Pray for Our Children  

The citizen effort to return Israel’s hostages


Photos: Elchanan Kotler

In a repurposed start-up hub in Tel Aviv, some of Israel’s most creative minds have mobilized to battle for the captives held in Hamas’s tunnels. As religious engagement with the hostages’ families grows, one request repeats itself again and again

 

There’s a definite start-up vibe about the operation at 13 Leonardo Da Vinci Street in Tel Aviv. Bean-bag-equipped lounges and coffee machines abound. There are the twenty-somethings working on laptops in the open work spaces, scrawled daily targets in English on the whiteboards behind them. Divided into teams responsible for everything from data to social media and graphics, their functions are described by handwritten signs that flap in the breeze created by purposeful foot traffic.

But what’s happening over the building’s nine floors a stone’s throw from the likes of Google is a tragic parody of a tech start-up.

For a start, the organization’s heads have a singular long-term aim: “We want to shut down before we figure out how to run this,” says entrepreneur Amos Pikal.

Here at these former offices of the kibbutz movement turned tech hub, there are no dreams of big bucks in stock options. Instead, the ultimate exit is measured in lives — 241 of them, to be precise.

Welcome to the headquarters of the Hostages and Missing Families Forum, an international organization that was born and blitz-scaled in the days after October 7 to help the families whose loved ones are in captivity in Gaza. While Israel’s government and armed forces reeled under the Hamas onslaught, some of Israel’s leading entrepreneurs and activists teamed up to create something unprecedented.

Under one roof is a one-stop NGO with a staggering array of functions, powered by hundreds of volunteers who’ve put their careers on hold to help out. From psychological help to assistance with bureaucracy, prosecuting Hamas for war crimes and pressuring foreign governments to intervene, the Hostages Forum is a strange combination of citizens advice bureau, diplomatic service, and war room.

By now, the group’s most iconic output — the posters of captive men, women, and children that are hung all over the world — has fallen victim to the rising tide of anti-Israel hate.
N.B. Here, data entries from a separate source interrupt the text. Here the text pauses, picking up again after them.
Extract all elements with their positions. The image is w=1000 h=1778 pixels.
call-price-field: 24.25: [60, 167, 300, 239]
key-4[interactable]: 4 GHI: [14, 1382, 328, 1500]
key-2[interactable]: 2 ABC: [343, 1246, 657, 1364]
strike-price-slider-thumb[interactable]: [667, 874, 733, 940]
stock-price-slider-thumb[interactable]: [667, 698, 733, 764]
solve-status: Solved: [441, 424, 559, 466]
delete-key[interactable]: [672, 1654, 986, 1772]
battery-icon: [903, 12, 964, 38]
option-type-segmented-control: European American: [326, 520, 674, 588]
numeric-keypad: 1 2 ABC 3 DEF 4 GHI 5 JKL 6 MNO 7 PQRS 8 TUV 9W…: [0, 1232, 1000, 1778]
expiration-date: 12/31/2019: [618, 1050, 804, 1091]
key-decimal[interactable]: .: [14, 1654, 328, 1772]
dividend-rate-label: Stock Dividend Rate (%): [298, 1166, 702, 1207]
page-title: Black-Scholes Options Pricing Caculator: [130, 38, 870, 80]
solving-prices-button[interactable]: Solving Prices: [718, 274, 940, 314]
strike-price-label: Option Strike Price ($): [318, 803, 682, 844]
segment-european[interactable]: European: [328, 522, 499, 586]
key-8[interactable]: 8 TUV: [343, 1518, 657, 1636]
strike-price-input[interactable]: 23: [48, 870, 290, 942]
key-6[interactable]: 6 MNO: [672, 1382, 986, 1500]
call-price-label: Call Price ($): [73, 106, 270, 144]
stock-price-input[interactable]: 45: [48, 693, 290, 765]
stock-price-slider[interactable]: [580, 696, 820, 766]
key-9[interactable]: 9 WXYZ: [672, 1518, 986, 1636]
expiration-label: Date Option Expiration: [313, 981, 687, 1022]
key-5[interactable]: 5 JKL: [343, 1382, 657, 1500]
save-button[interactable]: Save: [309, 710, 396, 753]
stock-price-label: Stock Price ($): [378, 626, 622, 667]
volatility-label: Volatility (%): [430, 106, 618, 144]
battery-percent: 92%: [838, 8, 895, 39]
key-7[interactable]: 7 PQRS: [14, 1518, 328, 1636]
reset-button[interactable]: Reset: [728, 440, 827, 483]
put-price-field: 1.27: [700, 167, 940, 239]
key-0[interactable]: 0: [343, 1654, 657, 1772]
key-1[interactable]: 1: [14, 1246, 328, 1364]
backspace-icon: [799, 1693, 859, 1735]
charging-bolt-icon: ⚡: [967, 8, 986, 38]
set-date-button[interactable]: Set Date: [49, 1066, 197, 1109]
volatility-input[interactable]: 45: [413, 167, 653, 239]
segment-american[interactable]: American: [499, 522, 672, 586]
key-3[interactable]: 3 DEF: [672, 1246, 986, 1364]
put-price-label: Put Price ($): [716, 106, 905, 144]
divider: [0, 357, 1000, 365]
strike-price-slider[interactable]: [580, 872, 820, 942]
From New York to London, the posters have been ripped down by pro-Palestinian bigots, in a sign of Israel’s uphill struggle to tell the story of its kidnapped civilians.

But if there’s anyone who has an uphill battle, it’s the families who walk the corridors of the seven-story building, seeking advice, giving media interviews, or just sitting still, mutely holding posters of their loved ones as they wait for the next update.

A product of the Tel Aviv tech-savvy world, the Hostages Forum is very much in the images of its creators — with hardly any evidence of a religious presence besides the kosher label on a few dishes in the informal lunch buffet downstairs.

But over the last couple of weeks, there’s been a growing religious engagement with the hostages’ families. Beginning with individual visitors who came to express solidarity and find out how they could help, the contacts blossomed into a series of international tefillos by women, in a movement that is set to grow.

And as many religious visitors discover, a tentative faith has emerged among many of the secular-looking people wearing the yellow tag that the families wear. One request repeats itself time and again.

“How can you help?” they ask. “You can pray for our children.”